“What a thing to get worked up about in this day and age,” Guy Pearce’s unblinking protagonist is told as he begins his hunt for the men who took his car at the start of David Michôd’s brutal sophomore film The Rover. In this day and age, Eric has nothing else left.
The Rover is set in Australia 10 years after “the collapse”. We’re not told what happened; all we know is that society is in tatters as law and order operate in the loosest sense of the word. Violence goes unanswered, criminals operate in plain sight and good deeds are punished.
Eric is sitting in a dusty roadside bar when a car carrying three criminals, arguing about leaving Henry (the consistently excellent Scoot McNairy)’s brother Rey (Robert Pattinson) behind, spins out of control. When the crooks steal Eric’s vehicle he sets out in furious pursuit and comes across the wounded Rey. The two men begin a journey across the country that will either result in Eric finding Henry, or killing Rey.
This is Michôd’s follow-up to his grim crime drama debut Animal Kingdom, and his vision of the near future is a bleak one indeed. The harsh Australian landscape and relentless chase narrative inevitably recall Mad Max, but the brutal violence and harsh lyricism (not to mention Pearce’s presence) have more in common with John Hillcoat and Nick Cave’s inspired Australian western The Proposition. Civilisation is dangling by a thread, the presence of law enforcement is almost entirely symbolic, and even family can’t be relied on; everyone is alone out here.

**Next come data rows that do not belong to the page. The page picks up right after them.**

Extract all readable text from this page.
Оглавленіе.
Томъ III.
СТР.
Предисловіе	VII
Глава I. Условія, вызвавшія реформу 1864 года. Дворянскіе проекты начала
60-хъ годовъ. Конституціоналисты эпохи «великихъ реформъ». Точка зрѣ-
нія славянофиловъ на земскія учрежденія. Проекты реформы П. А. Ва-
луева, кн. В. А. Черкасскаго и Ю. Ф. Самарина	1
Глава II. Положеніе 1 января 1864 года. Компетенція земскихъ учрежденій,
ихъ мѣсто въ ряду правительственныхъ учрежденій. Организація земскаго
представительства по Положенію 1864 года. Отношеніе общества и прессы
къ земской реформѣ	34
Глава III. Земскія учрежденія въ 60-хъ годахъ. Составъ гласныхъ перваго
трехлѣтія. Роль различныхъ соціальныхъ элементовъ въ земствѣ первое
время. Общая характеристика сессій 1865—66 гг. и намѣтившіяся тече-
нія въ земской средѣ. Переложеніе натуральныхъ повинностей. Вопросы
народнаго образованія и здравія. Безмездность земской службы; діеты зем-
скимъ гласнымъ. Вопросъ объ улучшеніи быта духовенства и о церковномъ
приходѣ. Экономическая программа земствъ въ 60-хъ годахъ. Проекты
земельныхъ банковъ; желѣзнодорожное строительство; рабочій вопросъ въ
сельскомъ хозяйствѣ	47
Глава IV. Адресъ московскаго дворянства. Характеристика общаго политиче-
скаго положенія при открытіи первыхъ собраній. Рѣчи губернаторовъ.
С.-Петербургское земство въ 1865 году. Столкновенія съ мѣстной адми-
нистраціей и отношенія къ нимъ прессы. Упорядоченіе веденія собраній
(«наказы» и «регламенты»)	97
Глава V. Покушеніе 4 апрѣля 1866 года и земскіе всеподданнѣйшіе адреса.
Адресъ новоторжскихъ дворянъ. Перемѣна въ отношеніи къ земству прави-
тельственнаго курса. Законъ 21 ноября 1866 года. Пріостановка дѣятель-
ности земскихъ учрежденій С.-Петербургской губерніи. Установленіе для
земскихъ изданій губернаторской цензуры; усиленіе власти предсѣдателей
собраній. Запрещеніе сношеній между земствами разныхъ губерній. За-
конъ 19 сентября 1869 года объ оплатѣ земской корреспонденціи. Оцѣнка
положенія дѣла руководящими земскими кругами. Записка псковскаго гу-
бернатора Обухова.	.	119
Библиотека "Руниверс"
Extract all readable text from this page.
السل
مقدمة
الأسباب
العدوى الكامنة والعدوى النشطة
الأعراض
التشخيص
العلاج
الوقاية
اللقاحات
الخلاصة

When the film opens, we’re not told where Eric comes from, what he’s done or why he’s so determined to reclaim his car. He’s even violently reluctant to give his name. As the film goes on, Pearce and Michôd start to give us glimpses into the character, but all we really know is that he’s capable of killing and he’s not going to stop. Any attempts on our part to imbue him with heroic or villainous qualities are countered.
Pattinson’s Rey is much more of an open book. Described as an idiot and a half-wit, he’s adopted the mannerisms of his more assured older brother without much conviction. Eric bullies him into obedience, and Rey in turn begins to treat his captor like an older brother. It’s a tremendous performance from Pattinson, who avoids easy choices and cliches to make Rey a sympathetic and ultimately moving figure. Eric’s looking for what’s his, and Rey is looking for family.
It’s this relationship that provides The Rover with much of its power. Pearce seethes with searing, desperate energy that’s beautifully matched by Pattinson’s mumbling, cautious attempts at optimism. Some of the film’s most affecting moments come when Michôd’s camera lingers on the characters when they’re alone: Pearce staring at a room full of silent caged dogs, or Pattinson quietly singing “Don’t hate me ‘cause I’m beautiful,” along to Keri Hilson’s ‘Pretty Girl Rock’ on the car radio.
The narrative is simple, the dialogue sparse and Michôd’s directorial style restrained. With everything serving to emphasise a lack of hope, it’s oppressively bleak and intentionally so, steeped as it is in the work of Cormac McCarthy.
Some may find its relentless grimness alienating, while the slow pace of its second half may cause others to lose patience, but this is a powerful piece of work with two stunning performances at its centre. “Whatever you think is over for me was over a long time ago,” Eric tells a police officer. The Rover is brutal and gripping, and its profound sense of loss gives it impressive emotional depth; it will stay with you long after the credits roll.